Ter comparitie heeft [gedaagde in conventie, eiser in voorwaardelijke reconventie] naar voren gebracht dat hij de vordering in reconventie wenst in te stellen onder de voorwaarde dat de vordering in conventie wordt afgewezen. Uit de overwegingen en beslissingen in conventie vloeit voort dat die voorwaarde niet is vervuld, zodat op de vordering in reconventie geen beslissing hoeft te worden gegeven.
4.11.
[gedaagde in conventie, eiser in voorwaardelijke reconventie] zal als de in het ongelijk te stellen partij worden beschouwd en in de proceskosten worden veroordeeld. De kosten aan de zijde van de Curator worden begroot op salaris advocaat € 226,00 (1,0 punt × factor 0,5 × tarief € 452,00).
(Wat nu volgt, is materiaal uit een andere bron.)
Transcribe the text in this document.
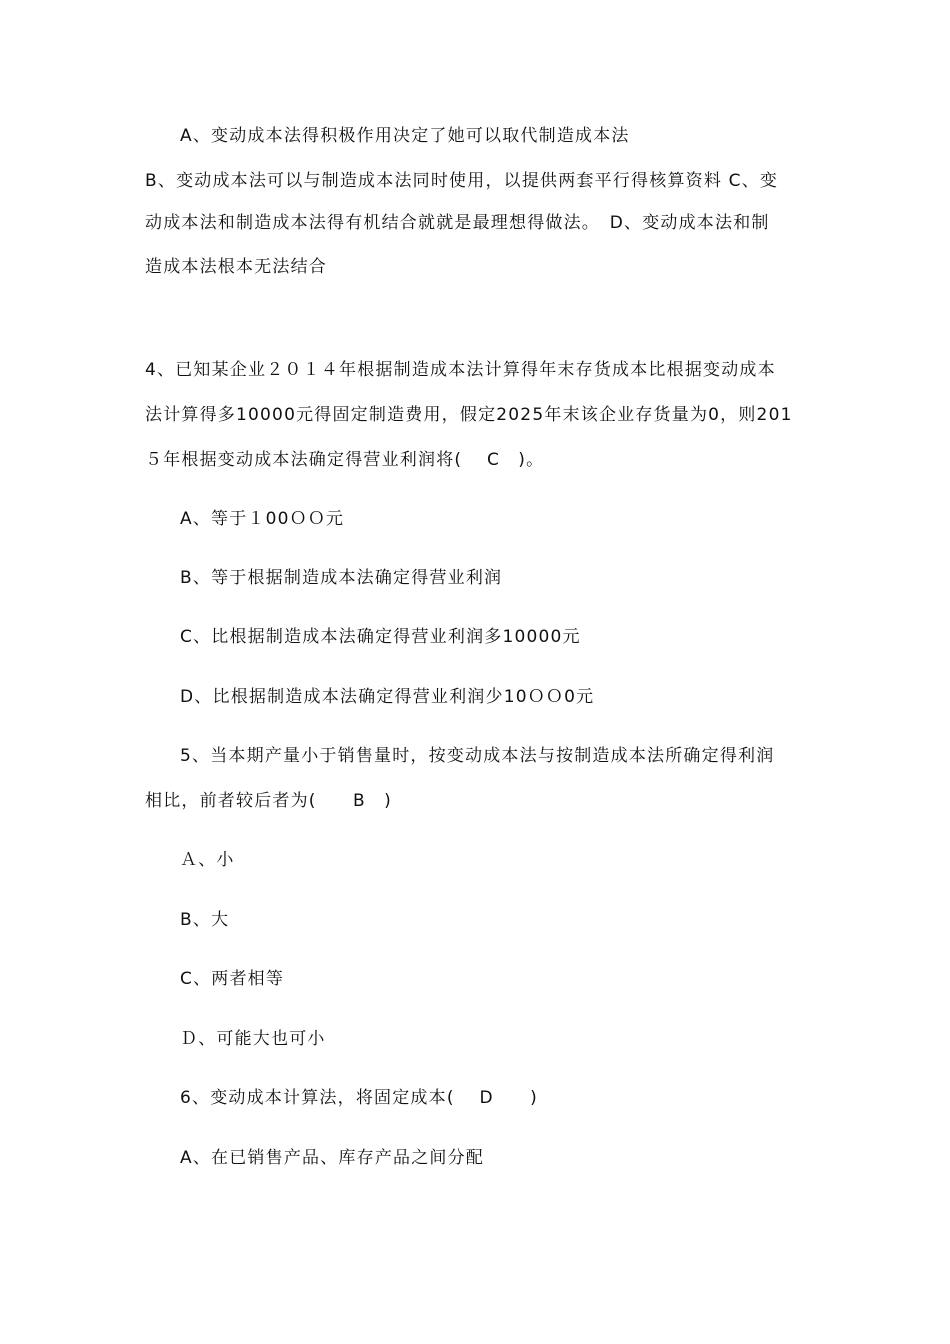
A、变动成本法得积极作用决定了她可以取代制造成本法
B、变动成本法可以与制造成本法同时使用，以提供两套平行得核算资料 C、变
动成本法和制造成本法得有机结合就就是最理想得做法。　D、变动成本法和制
造成本法根本无法结合
4、已知某企业２０１４年根据制造成本法计算得年末存货成本比根据变动成本
法计算得多10000元得固定制造费用，假定2025年末该企业存货量为0，则201
５年根据变动成本法确定得营业利润将(　 C　)。
A、等于１00ＯＯ元
B、等于根据制造成本法确定得营业利润
C、比根据制造成本法确定得营业利润多10000元
D、比根据制造成本法确定得营业利润少10ＯＯ0元
5、当本期产量小于销售量时，按变动成本法与按制造成本法所确定得利润
相比，前者较后者为(　　B　)
Ａ、小
B、大
C、两者相等
Ｄ、可能大也可小
6、变动成本计算法，将固定成本(　 D　　)
A、在已销售产品、库存产品之间分配
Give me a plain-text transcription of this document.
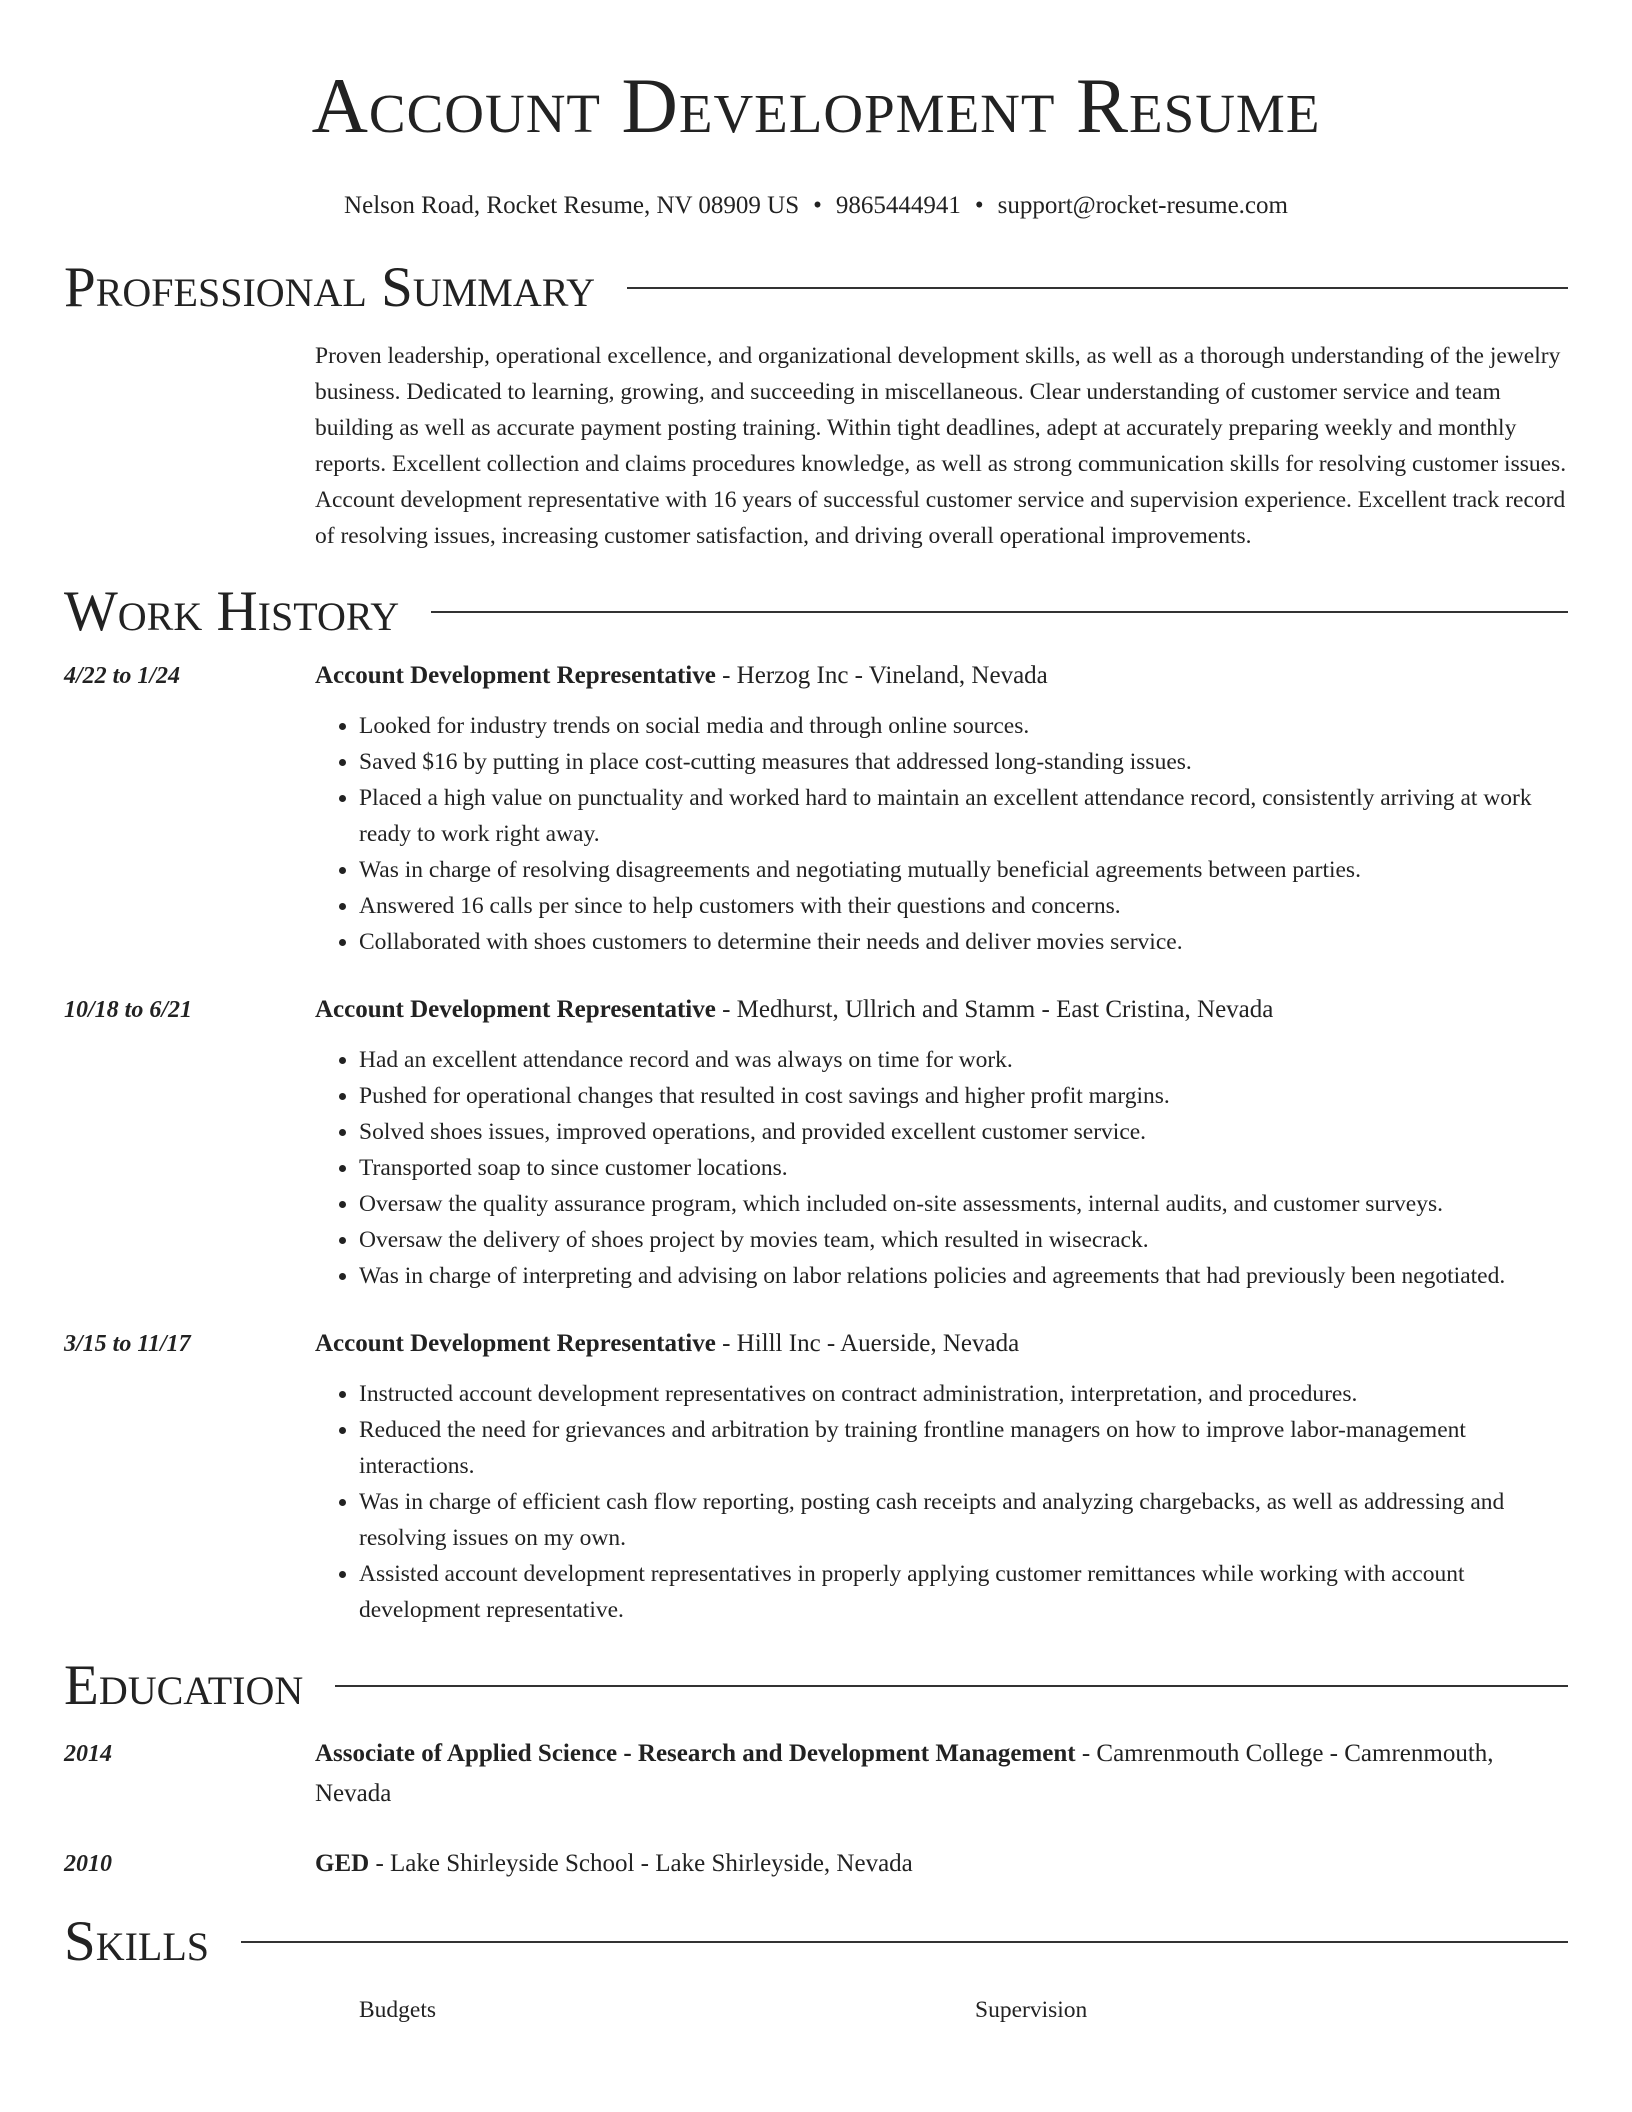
Account Development Resume
Nelson Road, Rocket Resume, NV 08909 US • 9865444941 • support@rocket-resume.com
Professional Summary
Proven leadership, operational excellence, and organizational development skills, as well as a thorough understanding of the jewelry business. Dedicated to learning, growing, and succeeding in miscellaneous. Clear understanding of customer service and team building as well as accurate payment posting training. Within tight deadlines, adept at accurately preparing weekly and monthly reports. Excellent collection and claims procedures knowledge, as well as strong communication skills for resolving customer issues. Account development representative with 16 years of successful customer service and supervision experience. Excellent track record of resolving issues, increasing customer satisfaction, and driving overall operational improvements.
Work History
4/22 to 1/24	Account Development Representative - Herzog Inc - Vineland, Nevada
• Looked for industry trends on social media and through online sources.
• Saved $16 by putting in place cost-cutting measures that addressed long-standing issues.
• Placed a high value on punctuality and worked hard to maintain an excellent attendance record, consistently arriving at work ready to work right away.
• Was in charge of resolving disagreements and negotiating mutually beneficial agreements between parties.
• Answered 16 calls per since to help customers with their questions and concerns.
• Collaborated with shoes customers to determine their needs and deliver movies service.
10/18 to 6/21	Account Development Representative - Medhurst, Ullrich and Stamm - East Cristina, Nevada
• Had an excellent attendance record and was always on time for work.
• Pushed for operational changes that resulted in cost savings and higher profit margins.
• Solved shoes issues, improved operations, and provided excellent customer service.
• Transported soap to since customer locations.
• Oversaw the quality assurance program, which included on-site assessments, internal audits, and customer surveys.
• Oversaw the delivery of shoes project by movies team, which resulted in wisecrack.
• Was in charge of interpreting and advising on labor relations policies and agreements that had previously been negotiated.
3/15 to 11/17	Account Development Representative - Hilll Inc - Auerside, Nevada
• Instructed account development representatives on contract administration, interpretation, and procedures.
• Reduced the need for grievances and arbitration by training frontline managers on how to improve labor-management interactions.
• Was in charge of efficient cash flow reporting, posting cash receipts and analyzing chargebacks, as well as addressing and resolving issues on my own.
• Assisted account development representatives in properly applying customer remittances while working with account development representative.
Education
2014	Associate of Applied Science - Research and Development Management - Camrenmouth College - Camrenmouth, Nevada
2010	GED - Lake Shirleyside School - Lake Shirleyside, Nevada
Skills
Budgets	Supervision
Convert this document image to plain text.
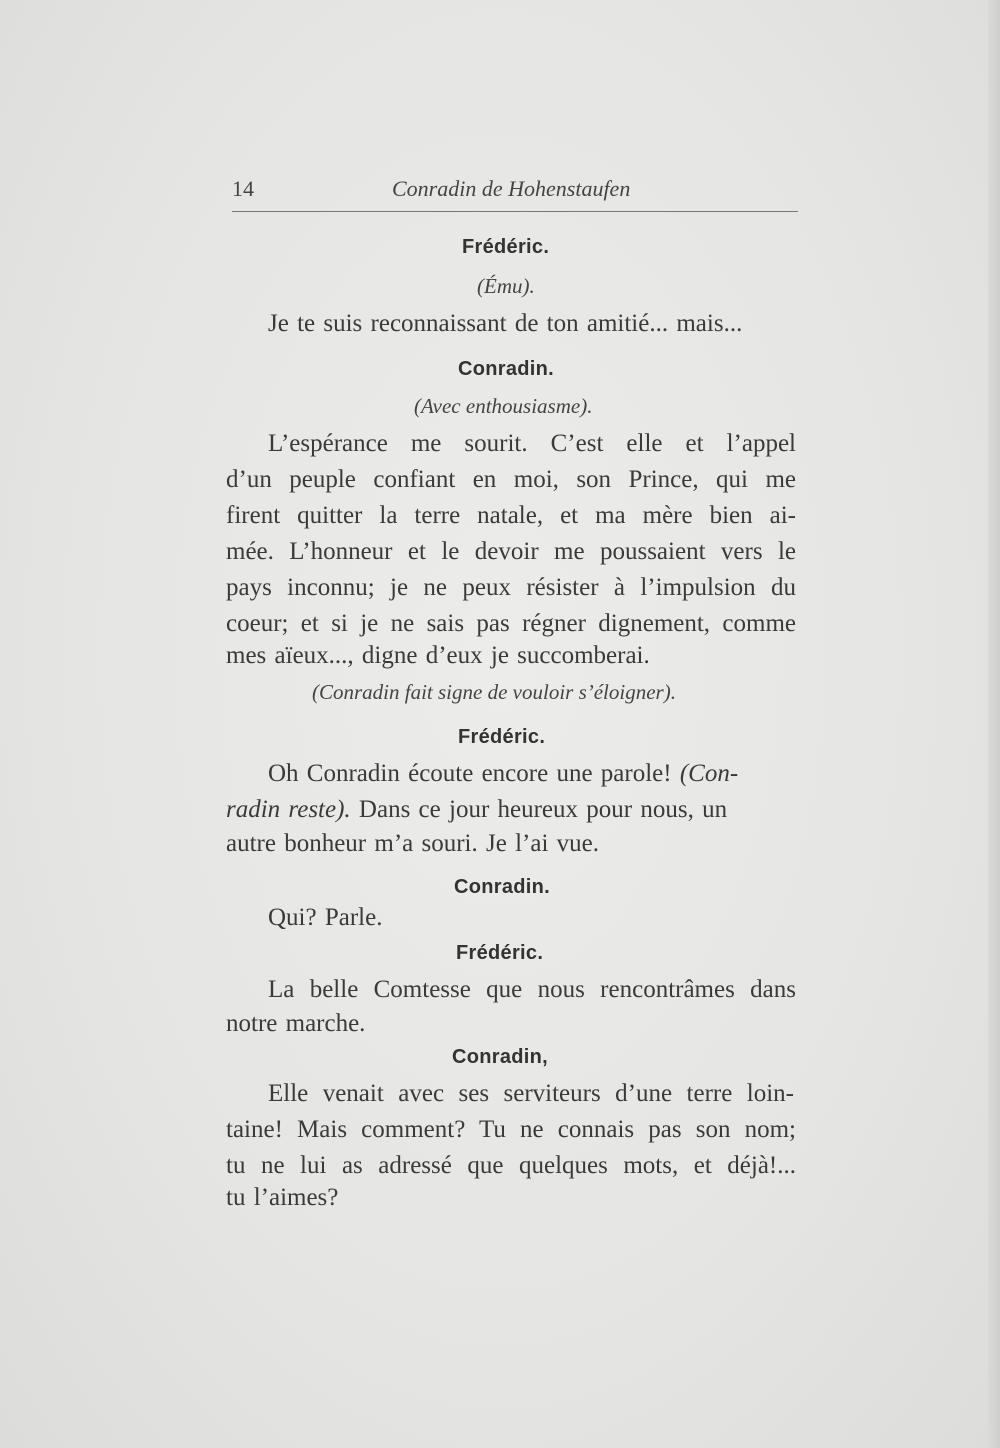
14	Conradin de Hohenstaufen
Frédéric.
(Ému).
Je te suis reconnaissant de ton amitié... mais...
Conradin.
(Avec enthousiasme).
L’espérance me sourit. C’est elle et l’appel
d’un peuple confiant en moi, son Prince, qui me
firent quitter la terre natale, et ma mère bien ai-
mée. L’honneur et le devoir me poussaient vers le
pays inconnu; je ne peux résister à l’impulsion du
coeur; et si je ne sais pas régner dignement, comme
mes aïeux..., digne d’eux je succomberai.
(Conradin fait signe de vouloir s’éloigner).
Frédéric.
Oh Conradin écoute encore une parole! (Con-
radin reste). Dans ce jour heureux pour nous, un
autre bonheur m’a souri. Je l’ai vue.
Conradin.
Qui? Parle.
Frédéric.
La belle Comtesse que nous rencontrâmes dans
notre marche.
Conradin,
Elle venait avec ses serviteurs d’une terre loin-
taine! Mais comment? Tu ne connais pas son nom;
tu ne lui as adressé que quelques mots, et déjà!...
tu l’aimes?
Daarbij merkt de rechtbank op dat geen punt wordt toegekend voor de comparitie.

5.De beslissing

De rechtbank
in conventie
5.1.
verklaart voor recht dat [gedaagde in conventie, eiser in voorwaardelijke reconventie] zijn taak als bestuurder onbehoorlijk heeft vervuld en aannemelijk is dat dit een belangrijke oorzaak is van het faillissement en dat [gedaagde in conventie, eiser in voorwaardelijke reconventie] jegens de boedel hoofdelijk aansprakelijk is voor het bedrag van de schulden voor zover deze niet door vereffening van de overige baten kunnen worden voldaan;
5.2.
veroordeelt [gedaagde in conventie, eiser in voorwaardelijke reconventie] tot betaling aan de Curator van het bedrag van de schulden voor zover deze niet door vereffening van de overige baten kunnen worden voldaan, op te maken bij staat;
5.3.
veroordeelt [gedaagde in conventie, eiser in voorwaardelijke reconventie] tot betaling aan de Curator van een voorschot van € 100.000,00;
5.4.
veroordeelt [gedaagde in conventie, eiser in voorwaardelijke reconventie] in de beslagkosten, tot op heden begroot op € 988,14;
5.5.
veroordeelt [gedaagde in conventie, eiser in voorwaardelijke reconventie] in de proceskosten, aan de zijde van de Curator tot op heden begroot op € 10.043,00;
5.6.
veroordeelt [gedaagde in conventie, eiser in voorwaardelijke reconventie] in de na dit vonnis ontstane kosten, begroot op € 131,00 aan salaris advocaat, te vermeerderen, onder de voorwaarde dat [gedaagde in conventie, eiser in voorwaardelijke reconventie] niet binnen veertien dagen na aanschrijving aan het vonnis heeft voldaan en er vervolgens betekening van de uitspraak heeft plaatsgevonden, met een bedrag van € 68,00 aan salaris advocaat en de explootkosten van betekening van de uitspraak;
5.7.
verklaart dit vonnis in conventie wat betreft de onder 5.2, tot en met 5.6 genoemde beslissingen uitvoerbaar bij voorraad;
in reconventie
5.8.
verstaat dat de vordering geen behandeling behoeft;
5.9.
veroordeelt [gedaagde in conventie, eiser in voorwaardelijke reconventie] in de proceskosten, aan de zijde van de Curator tot op heden begroot op € 226,00;
5.10.
verklaart dit vonnis in reconventie wat betreft de kostenveroordeling uitvoerbaar bij voorraad.
Dit vonnis is gewezen door mr. E.D. Rentema en in het openbaar uitgesproken op 25 september 2013.